Now a real media system would analyze instances of abuse/egregious behavior and weigh the costs of allowing such behavior to continue against the cost of ending the programs/loopholes bad people take advantage of. We SHOULD be on the lookout for where our laws and programs can be improved, after all.
For example; did the bank bailouts, which resulted in saving (and giving profit to) badly managed institutions while not delivering a promised expansion of credit, still prevent the global economy from meltdown? Hard to say; smart people can have differing opinions on that one.
But I don’t know of any smart/serious analysis that proves how protection for abused workers isn’t worth the occasional malingerer, or how cutting benefits for poor parents with children — CHILDREN — is better than benefits the children can eat on and the parents might sometimes abuse, etc., etc.
Interesting how this "one example proves the whole concept worthless" logic never goes the other way. If my side points out that Repub figure "X" has ties to white supremacy, it’s hate speech by calling out that individual on hate speech. If a bank exec gets caught using government funds to pay for wild parties at huge mansions, mentioning that is class warfare. And so on . . .
(Incidentally, I have an uncle who testified in the infamous "McDonald’s Coffee" case. He worked for the company which made the cup lids, and that company specifically told McDobnald’s not to serve the coffee above a certain temperature, or the styrofoam cups would warp and the lids would not fit, potentially causing severe burns. This uncle, who gave that very honest and important testimony, is, of course, a strict "they’re all takers and we’re makers" Repub . . . that’s America for you.)
@JMF – Speaking of the McDonald’s case: have you seen [i]Hot Coffee[/i]? It is excellent. I wrote about it here:
http://franklycurious.com/index.php?itemid=1399
I don’t think there is any lack of people getting angry about individual businesses behaving badly. The problem is, the business community can deal with the bad press. But if you find someone taking advantage of food stamps, no one is there to lobby and make the obvious point that it is an exception. (And with the business community it is rarely the exception.)
The whole thing is typically America: steal a dollar, go to prison; steal a million, be lionized.
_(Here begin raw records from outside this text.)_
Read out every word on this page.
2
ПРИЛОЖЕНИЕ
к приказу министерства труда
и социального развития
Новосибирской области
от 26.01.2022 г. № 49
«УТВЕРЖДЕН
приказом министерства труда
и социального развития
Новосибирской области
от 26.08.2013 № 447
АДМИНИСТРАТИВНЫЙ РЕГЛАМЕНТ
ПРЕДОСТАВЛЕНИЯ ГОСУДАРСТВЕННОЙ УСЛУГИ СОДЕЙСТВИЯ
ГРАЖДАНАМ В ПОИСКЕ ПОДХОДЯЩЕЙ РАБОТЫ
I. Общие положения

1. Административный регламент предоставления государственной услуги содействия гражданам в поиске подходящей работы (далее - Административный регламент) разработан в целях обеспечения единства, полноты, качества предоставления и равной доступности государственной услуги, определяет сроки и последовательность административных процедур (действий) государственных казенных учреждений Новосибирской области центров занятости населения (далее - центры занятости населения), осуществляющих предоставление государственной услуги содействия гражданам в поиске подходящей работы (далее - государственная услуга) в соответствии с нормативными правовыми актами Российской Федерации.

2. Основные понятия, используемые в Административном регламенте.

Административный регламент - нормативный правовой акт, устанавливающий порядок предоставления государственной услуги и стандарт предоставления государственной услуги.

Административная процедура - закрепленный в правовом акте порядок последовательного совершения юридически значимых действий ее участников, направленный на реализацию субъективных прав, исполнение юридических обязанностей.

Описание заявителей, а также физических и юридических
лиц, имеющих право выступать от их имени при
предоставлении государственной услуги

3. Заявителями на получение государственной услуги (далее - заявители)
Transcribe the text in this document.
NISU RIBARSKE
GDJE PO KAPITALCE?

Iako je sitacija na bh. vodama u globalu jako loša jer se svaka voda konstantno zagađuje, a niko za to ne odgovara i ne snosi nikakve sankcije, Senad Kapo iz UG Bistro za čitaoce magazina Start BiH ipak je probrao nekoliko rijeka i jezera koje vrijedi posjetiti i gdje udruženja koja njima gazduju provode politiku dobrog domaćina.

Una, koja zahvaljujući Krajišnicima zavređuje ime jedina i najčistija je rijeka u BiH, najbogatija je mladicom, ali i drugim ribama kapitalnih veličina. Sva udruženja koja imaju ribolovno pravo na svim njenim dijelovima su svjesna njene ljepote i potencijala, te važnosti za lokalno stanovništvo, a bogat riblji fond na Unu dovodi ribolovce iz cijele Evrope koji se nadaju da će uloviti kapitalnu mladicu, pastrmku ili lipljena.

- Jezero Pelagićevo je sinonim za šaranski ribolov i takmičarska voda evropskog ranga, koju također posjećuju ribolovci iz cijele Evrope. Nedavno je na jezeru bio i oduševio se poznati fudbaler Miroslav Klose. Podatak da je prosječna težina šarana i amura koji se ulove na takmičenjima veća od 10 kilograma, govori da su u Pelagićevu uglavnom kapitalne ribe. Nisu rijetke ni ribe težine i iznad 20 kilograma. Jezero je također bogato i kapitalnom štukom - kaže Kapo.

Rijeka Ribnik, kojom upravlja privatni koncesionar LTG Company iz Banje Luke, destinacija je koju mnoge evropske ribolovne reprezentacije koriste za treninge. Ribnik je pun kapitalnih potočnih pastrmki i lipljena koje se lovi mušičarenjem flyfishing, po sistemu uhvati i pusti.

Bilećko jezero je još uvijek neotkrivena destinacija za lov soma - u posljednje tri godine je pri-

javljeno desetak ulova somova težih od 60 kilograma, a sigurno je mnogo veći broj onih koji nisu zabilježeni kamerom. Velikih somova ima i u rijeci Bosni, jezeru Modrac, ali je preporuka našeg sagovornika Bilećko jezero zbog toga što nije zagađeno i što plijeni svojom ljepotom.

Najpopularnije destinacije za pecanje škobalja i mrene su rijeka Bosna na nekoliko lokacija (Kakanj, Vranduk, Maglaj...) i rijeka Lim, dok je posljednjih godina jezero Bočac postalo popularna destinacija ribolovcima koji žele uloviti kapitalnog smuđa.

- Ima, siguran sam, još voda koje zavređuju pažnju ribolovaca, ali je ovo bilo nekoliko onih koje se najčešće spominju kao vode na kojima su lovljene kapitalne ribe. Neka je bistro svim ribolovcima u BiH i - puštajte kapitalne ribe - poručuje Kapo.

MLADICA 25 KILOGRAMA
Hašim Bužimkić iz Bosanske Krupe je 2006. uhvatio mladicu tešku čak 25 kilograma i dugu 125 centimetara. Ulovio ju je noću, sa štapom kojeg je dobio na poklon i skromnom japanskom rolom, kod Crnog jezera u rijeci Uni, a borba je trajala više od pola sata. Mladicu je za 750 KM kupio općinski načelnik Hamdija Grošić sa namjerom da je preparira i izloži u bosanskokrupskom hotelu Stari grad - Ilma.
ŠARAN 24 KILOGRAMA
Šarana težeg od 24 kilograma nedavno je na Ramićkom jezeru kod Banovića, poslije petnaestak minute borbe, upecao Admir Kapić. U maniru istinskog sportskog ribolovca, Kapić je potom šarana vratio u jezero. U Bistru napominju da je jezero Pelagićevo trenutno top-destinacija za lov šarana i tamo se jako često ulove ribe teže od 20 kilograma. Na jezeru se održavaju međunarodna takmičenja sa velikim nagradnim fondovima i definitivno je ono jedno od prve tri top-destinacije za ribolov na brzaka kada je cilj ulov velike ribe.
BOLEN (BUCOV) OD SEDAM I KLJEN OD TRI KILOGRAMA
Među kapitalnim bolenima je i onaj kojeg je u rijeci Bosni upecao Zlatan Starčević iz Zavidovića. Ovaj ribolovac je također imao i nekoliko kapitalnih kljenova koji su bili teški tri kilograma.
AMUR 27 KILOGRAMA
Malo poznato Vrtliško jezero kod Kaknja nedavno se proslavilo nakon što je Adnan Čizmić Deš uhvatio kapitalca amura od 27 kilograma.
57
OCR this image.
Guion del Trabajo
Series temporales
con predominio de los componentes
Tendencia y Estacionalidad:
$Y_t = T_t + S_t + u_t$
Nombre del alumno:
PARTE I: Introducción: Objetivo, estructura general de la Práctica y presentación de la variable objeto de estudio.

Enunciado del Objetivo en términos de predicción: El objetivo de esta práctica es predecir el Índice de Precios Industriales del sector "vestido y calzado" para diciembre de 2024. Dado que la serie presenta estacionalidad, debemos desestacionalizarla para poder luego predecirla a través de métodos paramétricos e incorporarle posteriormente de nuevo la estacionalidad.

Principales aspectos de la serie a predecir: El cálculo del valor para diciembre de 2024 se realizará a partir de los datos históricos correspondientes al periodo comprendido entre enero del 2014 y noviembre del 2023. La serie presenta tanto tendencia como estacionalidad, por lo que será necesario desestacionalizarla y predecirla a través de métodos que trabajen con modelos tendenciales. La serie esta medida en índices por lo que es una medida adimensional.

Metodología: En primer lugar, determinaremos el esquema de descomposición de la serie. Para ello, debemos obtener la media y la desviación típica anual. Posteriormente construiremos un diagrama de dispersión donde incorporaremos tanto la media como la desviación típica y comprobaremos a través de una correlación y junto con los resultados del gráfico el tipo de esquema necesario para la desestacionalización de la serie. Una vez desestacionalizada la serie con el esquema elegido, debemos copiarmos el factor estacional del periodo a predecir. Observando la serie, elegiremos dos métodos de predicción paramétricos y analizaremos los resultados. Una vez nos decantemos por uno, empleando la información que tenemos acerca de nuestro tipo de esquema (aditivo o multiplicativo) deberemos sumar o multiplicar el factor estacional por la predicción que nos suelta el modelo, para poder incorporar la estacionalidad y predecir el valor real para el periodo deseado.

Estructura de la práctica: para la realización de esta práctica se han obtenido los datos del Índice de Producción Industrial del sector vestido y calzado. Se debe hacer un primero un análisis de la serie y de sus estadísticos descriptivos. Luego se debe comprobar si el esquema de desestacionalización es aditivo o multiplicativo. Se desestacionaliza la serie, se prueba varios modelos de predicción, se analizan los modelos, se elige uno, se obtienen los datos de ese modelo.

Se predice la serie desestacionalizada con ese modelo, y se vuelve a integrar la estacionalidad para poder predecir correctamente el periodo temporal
Well your final line reminds me of Keynes: if you owe the bank ten thousand dollars, you have a problem. If you owe the bank ten million dollars, the bank has a problem.
"Hot Coffee" is now on my library list. It was a trailer on another movie I saw, "We Were There" (about the early years of AIDS, depressing but good) and I hesitated to even look at the trailer, since I’m accustomed to what people think about that case.
Surprise! The trailer was about how McDonald’s was wrong and most class-action lawsuits right. I’m looking forward to watching it.
It’s crazy how many good documentaries are being released now. It’s a golden age. There are good political ones (I like Alex Gibney), good ones on various subjects (I like Errol Morris), and good ones on everything-the-hell-else.
Whatever one thinks of Michael Moore (I think he’s vastly improved over time as a filmmaker, and I responded very strongly to "Sicko") one has to admit that the success of his movies has opened the door for other documentary filmmakers.
@JMF – I think that DV has been a great help in opening up documentaries. Moore is his own thing. I wasn’t that fond of his first film. But looking back, I think his work is more along the lines of a personal essay. It would be cool if he followed that more, but he’s so important to the liberal cause that I doubt he will. [i]Sicko[/i] was very good. The one standout scene alone was worth it, "We just want the same healthcare as the evil doers get."